Big Oil’s back-up plan

In the recent election campaign, all major parties failed to live up to the imperatives made clear by climate science. As Ricochet’s Ethan Cox has written, both the Liberals and NDP played both sides on the issue of major proposed tar sands export pipelines like TransCanada’s Energy East and Kinder Morgan’s Trans Mountain projects. Their discourse was intentionally ambiguous, designed to appeal both to opponents of the pipelines, and to those in the oil sector dismayed by Harper’s failure to get pipelines built with his government’s aggressive approach.

For the Liberals at least, this deliberate ambiguity proved to be part of a winning formula. Trudeau successfully cast himself both as the agent of “real change” from the Harper years, and as Big Oil’s back-up plan. Alberta Oil magazine, for example, has made the case that Trudeau will actually be better than Harper for the industry. In an article published the morning after the Oct. 19 election, editor Max Fawcett emphasized the upside of the Liberals’ victory for the industry: “a beefed up regulatory process and a Prime Minister who has roots in the cities where anti-pipeline activism is at its most vocal could be a tough combination to overcome for the refuseniks who won’t support any new infrastructure in their back yards.

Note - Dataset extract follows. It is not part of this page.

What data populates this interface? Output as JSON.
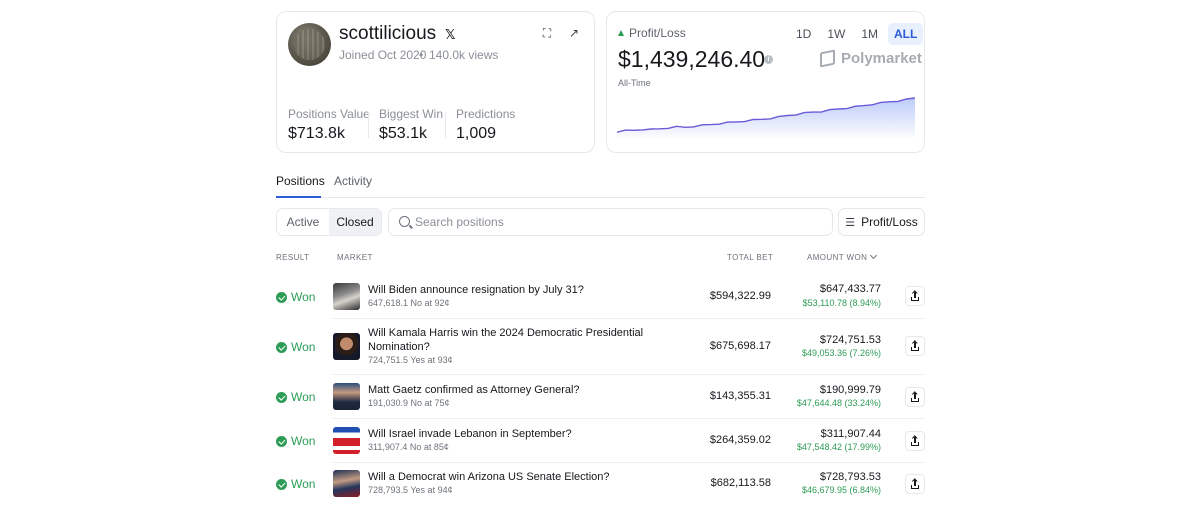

At the very least, Trudeau’s presence will deprive the anti-pipeline movement of a key source of its energy and motivation.”

The inherent contradiction in Trudeau’s efforts to please both climate activists and the oil industry is evident from even a cursory look at the climate science. Simply put, for Canada to be a climate “hero” it must commit to leaving much of its oil, gas and coal in the ground. On this the climate science is unambiguous, which is why there is such a sense of urgency around the upcoming COP21 summit.

They are going to have to choose between oil industry profits and action on climate.

While Trudeau was reluctant to set different emission reduction targets than Harper, he has promised a dramatically different approach to both scientists and Indigenous nations in Canada. In his election victory speech, Trudeau promised a new era of “nation-to-nation” relationships between the Canadian government and Indigenous peoples.

This has major implications for climate and pipeline issues, and Fenton says climate activists intend to hold Trudeau to his word. “He's said that he will respect community decisions when it comes to pipelines and respect science when it comes to decisions about climate change and energy. Right now that means honouring Indigenous rights and treaties, especially their right to say no to development, and recognizing that the science says 85 per cent of tar sands need to stay in the ground.”

The new prime minister’s cultivated ambiguity will be hard pressed to hold up under the glare of the climate talks in Paris. As Laboucan-Massimo puts it, “They are going to have to choose between oil industry profits and action on climate.”

Shut it down

The climate actions “welcoming” the new prime minister next week in Ottawa will be just a taste of what Trudeau and other world leaders are expected to see at the UN climate summit in France later this year. One climate justice organizer I spoke to suggested the aim of many was to “Seattle-ize Paris,” a reference to the large 1999 protests dubbed “The Battle of Seattle,” which included coordinated direct actions that effectively shut down some of the meetings of the World Trade Organization.

Vancouver activist and Ph.D. candidate Brad Hornick has spent years studying the science of climate change, and says this knowledge informs his belief in more radical, systemic solutions than those the official COP21 delegations will be discussing.

“Even if [COP21] makes a dramatic statement or agreement around emissions, they’re really only talking about rejigging the current system,” Hornick told Ricochet. “The whole thing is built around market solutions, when what we need is system change.”

When asked what is the best Canadians can hope for from Trudeau at the UN summit, Hornick’s response was blunt, “The best thing that could possibly happen is that Trudeau and every other leader who represents corporate interests is shut down in Paris.”